Com a Lei de Bases da Saúde, aprovada em 1990, foi instituída uma nova política de recursos humanos para a saúde com vista a satisfazer, à luz da conjuntura, as necessidades da população, com garantia da formação dos profissionais e segurança dos cuidados, procurando uma adequada cobertura em todo o território nacional.

No seguimento do disposto na Base XII daquela Lei, foi aprovado um novo Estatuto do Serviço Nacional de Saúde (SNS), revisão em 1993 do estatuto inicial de 1979, no sentido de criar unidades integradas de cuidados de saúde e flexibilizar a gestão dos recursos.

Dada a relevância social do direito à protecção da saúde, adoptaram-se mecanismos especiais de mobilidade e de contratação de pessoal, pretendendo compensar as desigualdades de acesso e de cobertura geodemográfica cumprindo a obrigação constitucional de universalidade do acesso à prestação de cuidados de saúde.

Do mesmo modo que se investiu em novas instalações, novas tecnologias médicas e de informação, implementaram-se também métodos de organização e gestão, de entre os quais a definição de carreiras constituiu um factor agregador das competências e garantias do Serviço Nacional de Saúde.

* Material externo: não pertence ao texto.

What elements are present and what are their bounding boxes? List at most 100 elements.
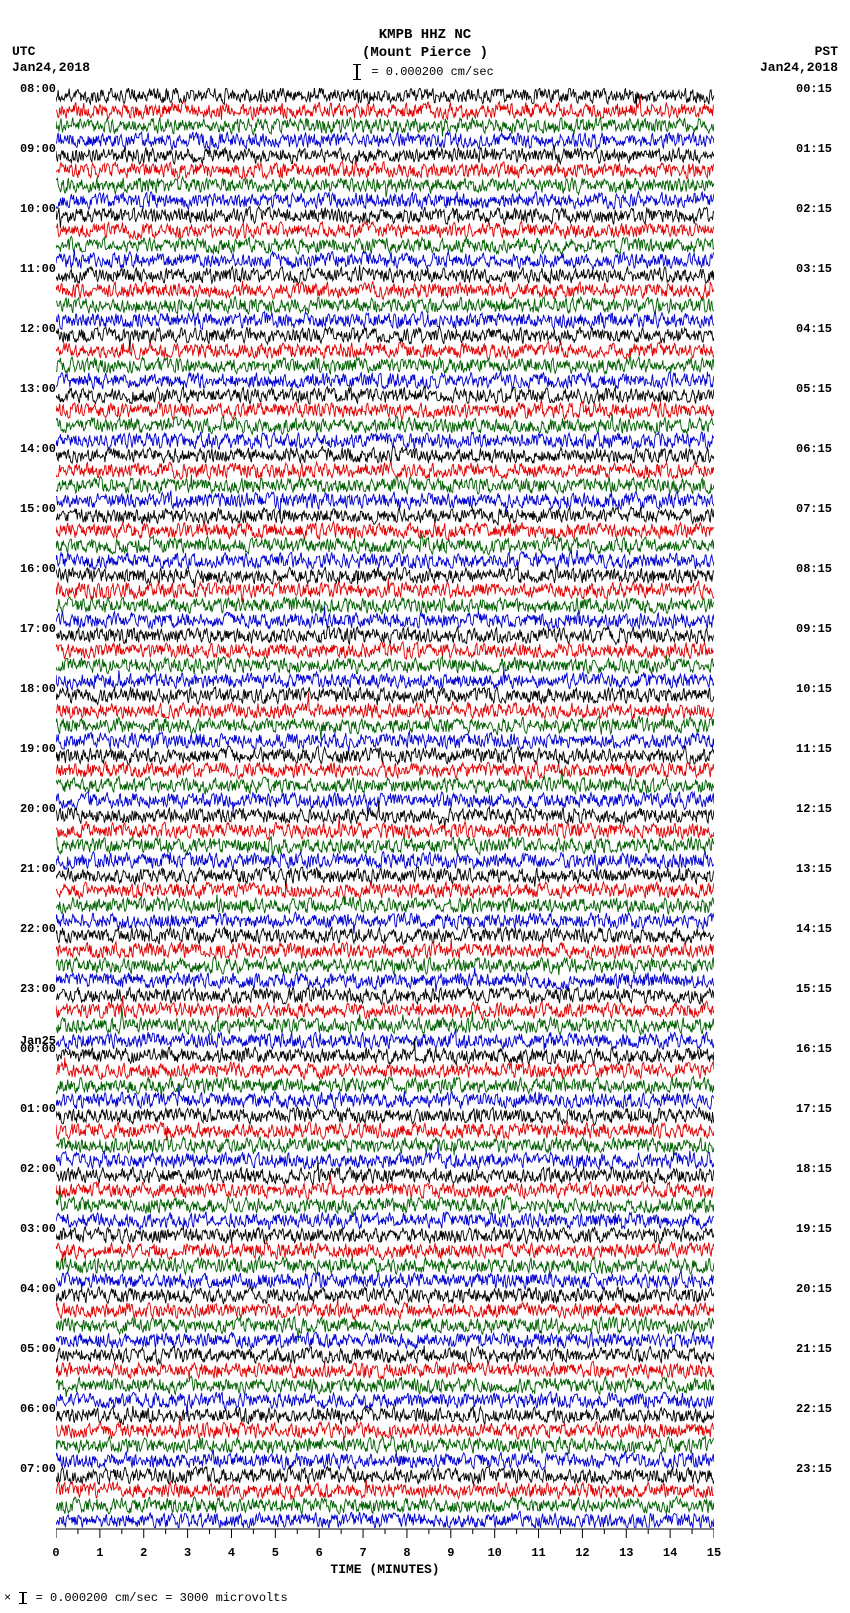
seismic-trace — [56, 475, 714, 495]
left-hour-label: 07:00 — [20, 1463, 56, 1475]
seismic-trace — [56, 687, 714, 706]
x-axis: TIME (MINUTES) 0123456789101112131415 — [56, 1528, 714, 1564]
x-tick-label: 15 — [707, 1546, 721, 1560]
seismic-trace — [56, 563, 714, 588]
seismic-trace — [56, 88, 714, 107]
x-tick-label: 11 — [531, 1546, 545, 1560]
seismic-trace — [56, 655, 714, 674]
seismic-trace — [56, 1436, 714, 1454]
left-hour-label: 12:00 — [20, 323, 56, 335]
seismic-trace — [56, 550, 714, 570]
seismic-trace — [56, 1361, 714, 1379]
left-hour-label: 00:00 — [20, 1043, 56, 1055]
left-hour-label: 18:00 — [20, 683, 56, 695]
seismic-trace — [56, 912, 714, 934]
x-tick-label: 3 — [184, 1546, 191, 1560]
seismic-trace — [56, 372, 714, 389]
helicorder-plot — [56, 88, 714, 1528]
left-hour-label: 23:00 — [20, 983, 56, 995]
left-hour-label: 03:00 — [20, 1223, 56, 1235]
right-hour-label: 17:15 — [796, 1103, 832, 1115]
seismic-trace — [56, 882, 714, 899]
seismic-trace — [56, 386, 714, 404]
left-hour-label: 11:00 — [20, 263, 56, 275]
seismic-trace — [56, 1122, 714, 1141]
right-hour-label: 01:15 — [796, 143, 832, 155]
seismic-trace — [56, 1271, 714, 1290]
right-hour-label: 07:15 — [796, 503, 832, 515]
seismic-trace — [56, 1332, 714, 1349]
tz-left-label: UTC — [12, 44, 90, 60]
scale-bar-icon — [22, 1592, 24, 1604]
right-hour-label: 05:15 — [796, 383, 832, 395]
right-hour-label: 23:15 — [796, 1463, 832, 1475]
x-axis-title: TIME (MINUTES) — [56, 1562, 714, 1577]
seismic-trace — [56, 626, 714, 644]
seismic-trace — [56, 1146, 714, 1170]
right-hour-label: 10:15 — [796, 683, 832, 695]
x-tick-label: 10 — [487, 1546, 501, 1560]
seismic-trace — [56, 192, 714, 210]
seismic-trace — [56, 1029, 714, 1051]
seismic-trace — [56, 1480, 714, 1500]
left-hour-label: 17:00 — [20, 623, 56, 635]
right-hour-label: 14:15 — [796, 923, 832, 935]
scale-text: = 0.000200 cm/sec — [371, 65, 493, 79]
x-tick-label: 5 — [272, 1546, 279, 1560]
right-hour-label: 12:15 — [796, 803, 832, 815]
x-tick-label: 1 — [96, 1546, 103, 1560]
x-tick-label: 6 — [316, 1546, 323, 1560]
right-hour-label: 11:15 — [796, 743, 832, 755]
x-tick-label: 13 — [619, 1546, 633, 1560]
seismic-trace — [56, 606, 714, 629]
seismic-trace — [56, 1299, 714, 1319]
seismic-trace — [56, 1497, 714, 1514]
seismic-trace — [56, 996, 714, 1020]
seismic-trace — [56, 1346, 714, 1365]
right-hour-label: 08:15 — [796, 563, 832, 575]
right-hour-label: 03:15 — [796, 263, 832, 275]
helicorder-svg — [56, 88, 714, 1528]
seismic-trace — [56, 1242, 714, 1263]
footer-prefix: × — [4, 1591, 11, 1605]
x-tick-label: 12 — [575, 1546, 589, 1560]
right-hour-label: 06:15 — [796, 443, 832, 455]
seismic-trace — [56, 1107, 714, 1125]
left-time-axis: 08:0009:0010:0011:0012:0013:0014:0015:00… — [12, 88, 56, 1528]
seismic-trace — [56, 597, 714, 615]
right-hour-label: 22:15 — [796, 1403, 832, 1415]
right-hour-label: 16:15 — [796, 1043, 832, 1055]
left-hour-label: 15:00 — [20, 503, 56, 515]
left-hour-label: 08:00 — [20, 83, 56, 95]
seismic-trace — [56, 237, 714, 255]
seismic-trace — [56, 462, 714, 479]
seismic-trace — [56, 957, 714, 976]
seismic-trace — [56, 714, 714, 739]
seismic-trace — [56, 927, 714, 944]
right-hour-label: 19:15 — [796, 1223, 832, 1235]
seismic-trace — [56, 432, 714, 450]
right-hour-label: 18:15 — [796, 1163, 832, 1175]
footer-scale: × = 0.000200 cm/sec = 3000 microvolts — [4, 1591, 288, 1605]
left-hour-label: 20:00 — [20, 803, 56, 815]
seismic-trace — [56, 792, 714, 817]
left-hour-label: 16:00 — [20, 563, 56, 575]
right-time-axis: 00:1501:1502:1503:1504:1505:1506:1507:15… — [796, 88, 838, 1528]
seismic-trace — [56, 1376, 714, 1397]
seismic-trace — [56, 746, 714, 764]
amplitude-scale: = 0.000200 cm/sec — [0, 64, 850, 80]
right-hour-label: 00:15 — [796, 83, 832, 95]
seismic-trace — [56, 1511, 714, 1528]
seismic-trace — [56, 1406, 714, 1425]
seismic-trace — [56, 578, 714, 603]
right-hour-label: 21:15 — [796, 1343, 832, 1355]
seismic-trace — [56, 1466, 714, 1484]
station-line: KMPB HHZ NC — [0, 26, 850, 44]
right-hour-label: 02:15 — [796, 203, 832, 215]
seismic-trace — [56, 987, 714, 1005]
left-hour-label: 05:00 — [20, 1343, 56, 1355]
x-tick-label: 2 — [140, 1546, 147, 1560]
seismic-trace — [56, 281, 714, 300]
seismic-trace — [56, 1212, 714, 1230]
x-tick-label: 0 — [52, 1546, 59, 1560]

Com as alterações de gestão e organização que prefiguraram uma aposta na qualidade e na criação de novas estruturas, a consagração legal da carreira de enfermagem conforme o Decreto-Lei n.º 437/91, de 8 de Novembro, ora revogado, desenvolveu e valorizou a prestação de enfermagem no SNS, como um todo coeso e coerente, com especificidades próprias e projecto sustentável.

Na presente legislatura, encetou-se a reforma da Administração Pública, estabelecendo a Lei n.º 12-A/2008, de 27 de Fevereiro, novos regimes de vinculação, de carreiras e de remunerações dos trabalhadores que exercem funções públicas, prevendo, em particular, a revisão dos regimes dos corpos ou carreiras especiais.1

Neste contexto, a natureza da prestação de cuidados de enfermagem, pela sua especificidade, conteúdo funcional e independência técnica, não permite a sua absorção em carreira geral e impõe a criação de uma carreira especial.2

Deste modo, nos termos do artigo 41.º da Lei n.º 12-A/2008, de 27 de Fevereiro, o presente decreto-lei revoga o Decreto-Lei n.º 437/91, de 8 de Novembro, 3 e define o regime legal da carreira de enfermagem, enquanto carreira especial da Administração Pública.4

Esta carreira especial, implementando um modelo de referência em todo o SNS, independentemente da natureza jurídica dos estabelecimentos e serviços, pretende reflectir um modelo de organização de recursos humanos essencial à qualidade da prestação e à segurança dos procedimentos.5

Efectivamente, no âmbito do Plano integrado de medidas estruturantes para o desenvolvimento dos recursos humanos da saúde, aprovado através da Resolução do Conselho de Ministros n.º 140/98, de 4 de Dezembro, constituiu um marco relevante para a dignidade e valorização da profissão de enfermeiro, a reorganização, que tem vindo a ser feita na última década, da rede de escolas e do modelo de formação geral dos enfermeiros através de cursos de licenciatura, bem como da formação especializada através de cursos de especialização de pós-licenciatura.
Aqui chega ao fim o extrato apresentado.